In 2017, then Prime Minister Theresa May took a gamble by calling for a snap General Election. She did so with a view to extending the Conservative Party’s majority in the House of Commons, thereby making it easier for her to pass her Brexit deal.
The decision backfired quite horribly – from May’s perspective at least – as the Tories were left with fewer seats than before. A Brexit deadlock ensued, eventually costing May her position.
In late October 2019, her successor Boris Johnson made the same call, but with a markedly different result. The Conservatives successfully secured an overwhelming majority, winning 365 seats – 48 more than two years previously.
It means that as we head into 2020, there is a clear sense of a new beginning. Most notably, it seems that Johnson will deliver on his election promise to get Brexit done; this is already becoming evident, with MPs voting 330 to 231 in favour of his Withdrawal Agreement Bill on 9th January.
For the property market, though, should the recent election result be a cause for celebration or trepidation? I’ve examined the Tory Party’s election promises to see what potential changes are on the horizon for the real estate sector.
More new-builds promised
In my living memory, there has not been an election campaign that has not featured party promises regarding the housing crisis. Quite simply, the UK requires more homes; millions of them. And as a result, government after government has made promises about how it will fund developments, incentivise housebuilding and ensure more affordable homes are erected.
The new Conservative majority Government has done just that. It says it is committed to building 300,000 new homes every year by the mid-2020s. Moreover, it has set a target of adding one million new-builds to the country’s housing stock by the end of the current parliament (2025).
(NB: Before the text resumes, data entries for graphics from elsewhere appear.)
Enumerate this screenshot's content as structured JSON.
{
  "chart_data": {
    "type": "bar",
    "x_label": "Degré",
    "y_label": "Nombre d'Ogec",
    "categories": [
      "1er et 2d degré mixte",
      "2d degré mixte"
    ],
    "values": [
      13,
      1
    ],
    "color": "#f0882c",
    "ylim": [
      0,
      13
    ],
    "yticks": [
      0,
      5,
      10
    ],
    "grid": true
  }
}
Onlookers will take such promises with a rather hefty pinch of salt. As mentioned above, we have seen targets like these set and missed with unerring regularity.
Let’s take a look at some recent statistics: according to the Ministry of Housing, Communities and Local Government (MHCLG), annual new-build dwelling starts in the first six months of 2019 totalled 160,640, a 1% decrease compared with 2018 and well short of the amount required.
Furthermore, successive Conservative governments have failed to deliver a single new “starter home”, despite promising to build 200,000 by 2020, the National Audit Office revealed at the end of last year. The 2015 spending review has set aside £2.3 billion to support the delivery of the first 60,000 properties under the scheme, which failed to ever get off the ground.
It is unsurprising, therefore, that when FJP Investment commissioned a survey of more than 750 UK investors after the election result, the majority (61%) said they believe the government will fail to reach its target of a million more new-builds by 2025.
Clearly, the new Government will have to take decisive action in the coming months – and particularly in the Spring Budget in mid-March – to prove to people that it will come good on its new-build promises.
Stamp duty reforms
Elsewhere, another of the Conservative Party’s election promises was to review stamp duty. For one, it is proposing a stamp duty surcharge of 3% for non-UK residents who are buying a UK property.
This is a reform that has overwhelming support among UK investors. The same FJP Investment research mentioned earlier revealed that 70% of private investors are in favour of a stamp duty surcharge for overseas buyers.
But could further stamp duty reforms be afoot? It would seem so.
On the one hand, it has been suggested that the threshold at which no stamp duty will be paid could rise to as much as £500,000. It might be completely scrapped for first-time buyers all together.
More radically, Johnson has even hinted previously that the tax could be set for a major overhaul – it could be paid for by the seller, not the buyer.
Such a drastic change appears unlikely, but the Government will be keen to review how it can reform the tax to simultaneously fuel greater activity in the property market while also improving the public coffers. Indeed, figures released in October 2019 by HRMC showed that stamp duty dropped year-on-year by 7% to £11.9 billion in the 2018-19 financial year.
All eyes on Spring Budget
I have mentioned it above, but the upcoming Spring Budget will be of great significance to property buyers, sellers, renters, investors and developers alike.
The annual fiscal announcement was recently moved to the autumn, but it is taking place in spring once again having been cancelled last November due to the calling of the general election. It is always a noteworthy event – a chance for the Government to not only report back on the performance of the UK economy but also put forward its plans for tax reforms, new legislation and spending commitments.
The 2020 Spring Budget is the first under Prime Minister Boris Johnson and Chancellor Sajid Javid. It is the first of a new parliament and it seems likely to be the first after the passing of the Brexit deadline. It stands to reason, therefore, that the Budget on 11th March will be one of paramount importance.
For all the policies outlined in its manifesto and the promises made while on the campaign trail, the Conservative Party will be judged on the actions it takes over the coming months. And if Johnson et al succeed in making progress with Brexit, the next step will be for them to lay out a clear and positive plan in the Spring Budget; one that all parts of the UK property market can get behind.